# thoughts on new Titan Elite 3000



## paintingsouth (Sep 15, 2020)

I just bought the new Titan elite 3000 because I'm getting tired of repacking rigs for my crews. The biggest issue I see right now is the constant pulsing of the machine during spray that travels through the hose to the gun. Is this something I just need to get used to? The spray pattern seems consistent but the pulsing hose and gun is kinda annoying.

Also how heavy of a material will this handle? The manual says 20,000 mPas but I have no idea what that means.


----------



## steveg91 (Oct 7, 2016)

Following...


----------



## thinkbluews (May 7, 2020)

paintingsouth said:


> I just bought the new Titan elite 3000 because I'm getting tired of repacking rigs for my crews. The biggest issue I see right now is the constant pulsing of the machine during spray that travels through the hose to the gun. Is this something I just need to get used to? The spray pattern seems consistent but the pulsing hose and gun is kinda annoying.
> 
> Also how heavy of a material will this handle? The manual says 20,000 mPas but I have no idea what that means.

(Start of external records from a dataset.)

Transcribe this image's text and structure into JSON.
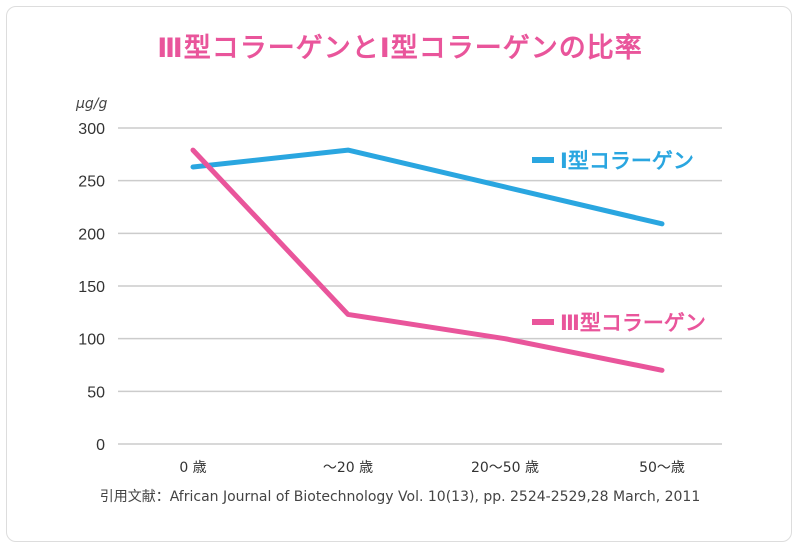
{
  "chart_data": {
    "type": "line",
    "title": "Ⅲ型コラーゲンとⅠ型コラーゲンの比率",
    "ylabel": "μg/g",
    "xlabel": "",
    "ylim": [
      0,
      300
    ],
    "yticks": [
      0,
      50,
      100,
      150,
      200,
      250,
      300
    ],
    "categories": [
      "0 歳",
      "～20 歳",
      "20～50 歳",
      "50～歳"
    ],
    "series": [
      {
        "name": "Ⅰ型コラーゲン",
        "color": "#2aa6e0",
        "values": [
          263,
          279,
          244,
          209
        ]
      },
      {
        "name": "Ⅲ型コラーゲン",
        "color": "#e9559b",
        "values": [
          279,
          123,
          100,
          70
        ]
      }
    ],
    "grid": true,
    "legend": "right",
    "source": "引用文献：African Journal of Biotechnology Vol. 10(13), pp. 2524-2529,28 March, 2011"
  }
}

It probably won't pump elastomerics,definitely not mastic or dryfall or even tex,but as of now I have it set w/ hopper,and paint thinner in line,and I'm gonna designate it for oil priming,or other oil products,I know it will handle with ease. I also added a manifold filter to mine,just to keep everything flowing. Trust that after 1000 gallons, the pump is a beast. You know it's a diaphragm pump? That's the pulsing,but its normal,don't worry about it. Titan makes a pulsation dampener that's on the gas 3500,but its overkill if you ask me,+ it's way expensive,you can buy it on painthose.com,but really don't need it. Just make sure you prime it right,takes a min or 2 longer,but that will keep pulsing to minimum


----------



## Masterwork (Sep 13, 2020)

Does it run non-stop?


----------